Contrastive learning with the nearest neighbor has proved to be one of the most efficient self-supervised learning (SSL) techniques by utilizing the similarity of multiple instances within the same class. However, its efficacy is constrained as the nearest neighbor algorithm primarily identifies "easy" positive pairs, where the representations are already closely located in the embedding space. In this paper, we introduce a novel approach called Contrastive Learning with Synthetic Positives (CLSP) that utilizes synthetic images, generated by an unconditional diffusion model, as the additional positives to help the model learn from diverse positives. Through feature interpolation in the diffusion model sampling process, we generate images with distinct backgrounds yet similar semantic content to the anchor image. These images are considered "hard" positives for the anchor image, and when included as supplementary positives in the contrastive loss, they contribute to a performance improvement of over 2% and 1% in linear evaluation compared to the previous NNCLR and All4One methods across multiple benchmark datasets such as CIFAR10, achieving state-of-the-art methods. On transfer learning benchmarks, CLSP outperforms existing SSL frameworks on 6 out of 8 downstream datasets.
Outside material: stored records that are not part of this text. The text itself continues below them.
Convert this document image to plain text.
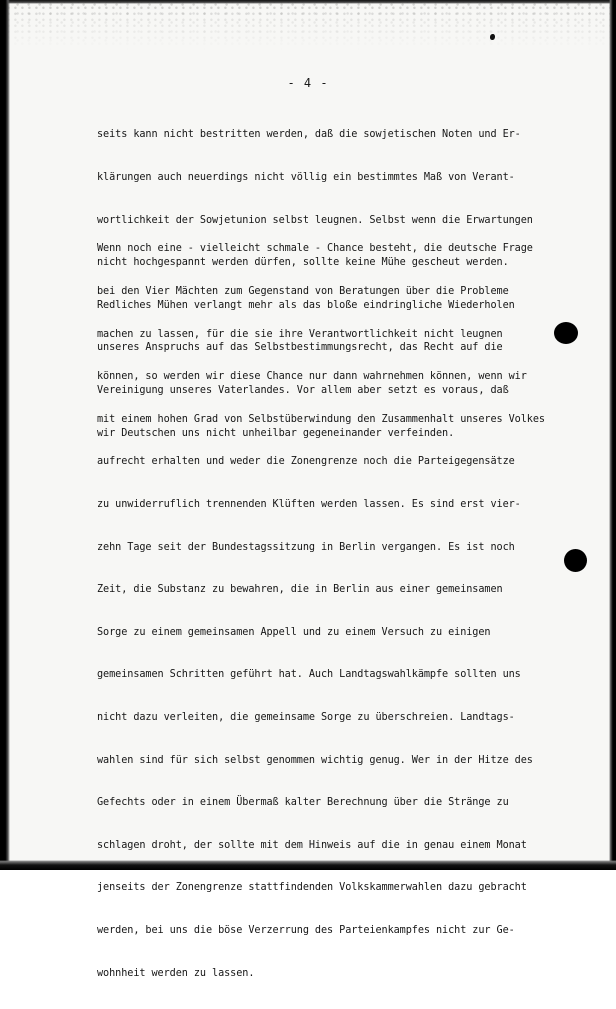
- 4 -

seits kann nicht bestritten werden, daß die sowjetischen Noten und Er-

klärungen auch neuerdings nicht völlig ein bestimmtes Maß von Verant-

wortlichkeit der Sowjetunion selbst leugnen. Selbst wenn die Erwartungen

nicht hochgespannt werden dürfen, sollte keine Mühe gescheut werden.

Redliches Mühen verlangt mehr als das bloße eindringliche Wiederholen

unseres Anspruchs auf das Selbstbestimmungsrecht, das Recht auf die

Vereinigung unseres Vaterlandes. Vor allem aber setzt es voraus, daß

wir Deutschen uns nicht unheilbar gegeneinander verfeinden.

Wenn noch eine - vielleicht schmale - Chance besteht, die deutsche Frage

bei den Vier Mächten zum Gegenstand von Beratungen über die Probleme

machen zu lassen, für die sie ihre Verantwortlichkeit nicht leugnen

können, so werden wir diese Chance nur dann wahrnehmen können, wenn wir

mit einem hohen Grad von Selbstüberwindung den Zusammenhalt unseres Volkes

aufrecht erhalten und weder die Zonengrenze noch die Parteigegensätze

zu unwiderruflich trennenden Klüften werden lassen. Es sind erst vier-

zehn Tage seit der Bundestagssitzung in Berlin vergangen. Es ist noch

Zeit, die Substanz zu bewahren, die in Berlin aus einer gemeinsamen

Sorge zu einem gemeinsamen Appell und zu einem Versuch zu einigen

gemeinsamen Schritten geführt hat. Auch Landtagswahlkämpfe sollten uns

nicht dazu verleiten, die gemeinsame Sorge zu überschreien. Landtags-

wahlen sind für sich selbst genommen wichtig genug. Wer in der Hitze des

Gefechts oder in einem Übermaß kalter Berechnung über die Stränge zu

schlagen droht, der sollte mit dem Hinweis auf die in genau einem Monat

jenseits der Zonengrenze stattfindenden Volkskammerwahlen dazu gebracht

werden, bei uns die böse Verzerrung des Parteienkampfes nicht zur Ge-

wohnheit werden zu lassen.
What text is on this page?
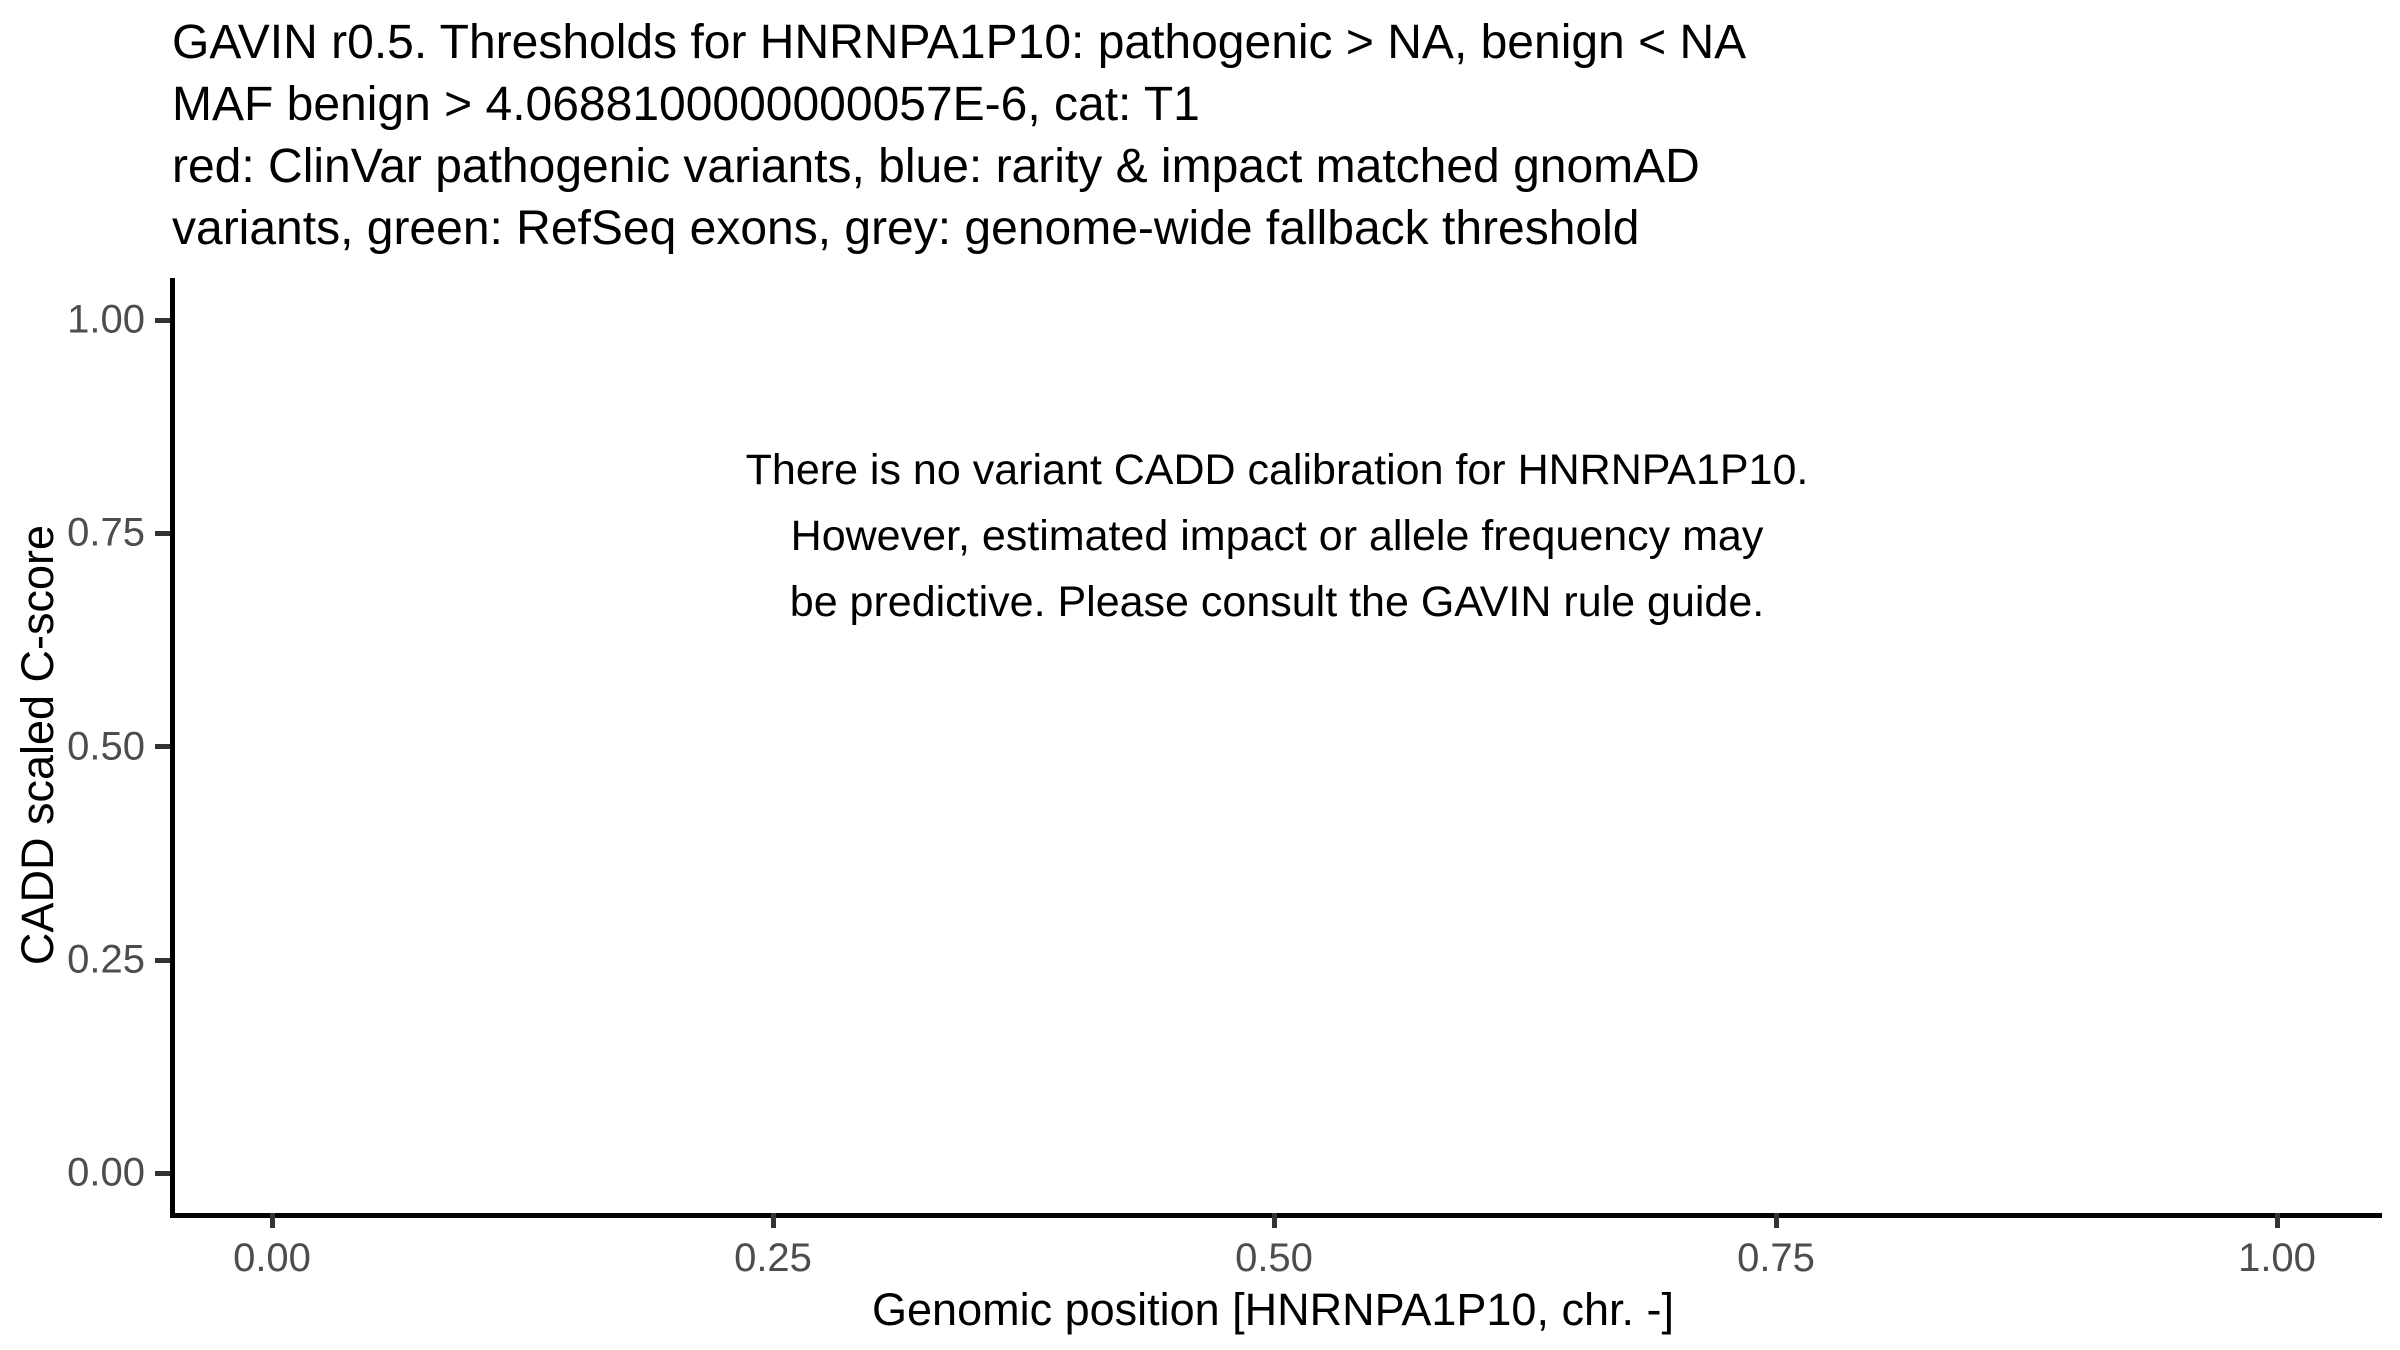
GAVIN r0.5. Thresholds for HNRNPA1P10: pathogenic > NA, benign < NA
MAF benign > 4.0688100000000057E-6, cat: T1
red: ClinVar pathogenic variants, blue: rarity & impact matched gnomAD
variants, green: RefSeq exons, grey: genome-wide fallback threshold
CADD scaled C-score
1.00
0.75
0.50
0.25
0.00
0.00	0.25	0.50	0.75	1.00
Genomic position [HNRNPA1P10, chr. -]
There is no variant CADD calibration for HNRNPA1P10.
However, estimated impact or allele frequency may
be predictive. Please consult the GAVIN rule guide.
We believe CLSP establishes a valuable baseline for future SSL studies incorporating synthetic data in the training process.

Figures (8)

• Figure 1: (a) Overview of the proposed CLSP framework, we use a diffusion model to generate an additional positive $x_i^3$ to increase the positive diversity for better representation learning. (b) The t-SNE plot of features extracted from the intermediate layer of the diffusion model trained on CIFAR10. The features are generated at timestamp 50. (c) The generated images only contain background information if intermediate features are masked, suggesting the decoupling of semantic and background information in different layers of the diffusion model. (d) Using feature interpolation to generate hard positives, the generated images contain similar semantic content to the anchor image but differ in context and background.
• Figure 2: Feature similarity of original positive pairs (left) and additional positive pairs (right) on CIFAR10. The original positive pair is the two augmented views, and the additional positive pair is one of the augmented views with the synthetic positive.
• Figure 3: The correlation of image generation quality with CLSP-SimCLR and CLSP-MoCoV2 linear evaluation performance on CIFAR10 and CIFAR100 datasets.
• Figure 4: (a) Generated images under different feature interpolation weights. (b) The correlation of linear classification accuracy with $w$ on CIFAR10 and CIFAR100 datasets
• Figure A.1: Alternative positive generation methods. (a) RCG, using a pre-trained SSL encoder to generate semantic embedding of the anchor image as the condition to guide diffusion sampling. (b) RCG-cluster, using an unsupervised cluster head to cluster the embeddings in RCG and then using the cluster output as the condition.